This view is from the spot where I'm planning to do my fall hawkatching this year at Roundtop. Yesterday was a beautiful day, if not ideal hawkwatching weather. Good hawkatching weather is usually not good weather. Hawkwatchers call days like yesterday "bluebird weather." Good hawkwatching usually comes the day after a cold front has moved past. The day will usually have a strong northwest wind and usually brings a lot of hawks.
The one species of hawk that really hates strong winds are Broad-winged hawks. They prefer little to no breeze, and they like skies that let them cruise strong solar thermals. When they get that, they can pretty much fly higher than hawkwatchers can see. Hawkwatchers hate that.
This view looks to the north. Many hawks migrate by sticking to the ridges that are in the distance across the valley in this photo. The ridges from from the northeast to the southwest, but depending on weather, hawks and other birds will also leave the ridges and cross over Roundtop. That's what I hope for.

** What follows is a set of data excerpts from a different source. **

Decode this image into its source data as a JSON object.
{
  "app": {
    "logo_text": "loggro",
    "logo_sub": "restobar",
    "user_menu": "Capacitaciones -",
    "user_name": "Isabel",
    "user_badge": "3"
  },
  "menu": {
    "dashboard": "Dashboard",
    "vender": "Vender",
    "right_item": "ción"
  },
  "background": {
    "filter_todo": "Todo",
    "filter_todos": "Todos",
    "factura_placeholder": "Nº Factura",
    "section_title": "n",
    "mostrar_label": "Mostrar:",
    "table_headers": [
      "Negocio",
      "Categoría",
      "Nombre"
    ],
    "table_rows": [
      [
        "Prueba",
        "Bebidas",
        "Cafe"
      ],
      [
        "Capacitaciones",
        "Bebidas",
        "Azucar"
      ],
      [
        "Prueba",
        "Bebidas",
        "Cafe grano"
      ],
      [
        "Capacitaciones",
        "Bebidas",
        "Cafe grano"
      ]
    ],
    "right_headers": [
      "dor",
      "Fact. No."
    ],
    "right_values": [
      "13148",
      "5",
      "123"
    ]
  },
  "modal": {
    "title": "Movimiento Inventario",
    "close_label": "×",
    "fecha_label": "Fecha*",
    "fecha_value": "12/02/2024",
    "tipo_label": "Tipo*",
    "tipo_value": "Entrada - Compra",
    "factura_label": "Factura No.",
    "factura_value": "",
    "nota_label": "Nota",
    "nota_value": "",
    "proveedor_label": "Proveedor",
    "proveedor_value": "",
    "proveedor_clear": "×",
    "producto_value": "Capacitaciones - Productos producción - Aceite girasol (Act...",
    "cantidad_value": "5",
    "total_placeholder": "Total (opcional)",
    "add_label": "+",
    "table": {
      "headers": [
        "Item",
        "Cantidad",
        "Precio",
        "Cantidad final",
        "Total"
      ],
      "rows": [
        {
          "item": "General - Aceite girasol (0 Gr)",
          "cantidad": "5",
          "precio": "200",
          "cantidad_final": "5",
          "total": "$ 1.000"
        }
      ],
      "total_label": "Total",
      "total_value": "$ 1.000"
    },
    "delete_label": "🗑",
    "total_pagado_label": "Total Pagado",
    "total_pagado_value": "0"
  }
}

If you click on this photo and look at the larger view, you can see some yellowing of the trees, especially those in the left and center area. That's not fall color change. It's withering from the dryness that this area is currently experiencing. I'll have more on that tomorrow.
Yesterday was not a big migration day anywhere--not at Roundtop and also not at the ridge sites. It's still too early in the season for a really big day, and yesterday's weather was really too nice for hawks. It was plenty nice enough for Dog and me to sit out on the hill for a few hours, though. I saw 3 black vultures heading south, a large number of turkey vultures and 2 red-tailed hawks.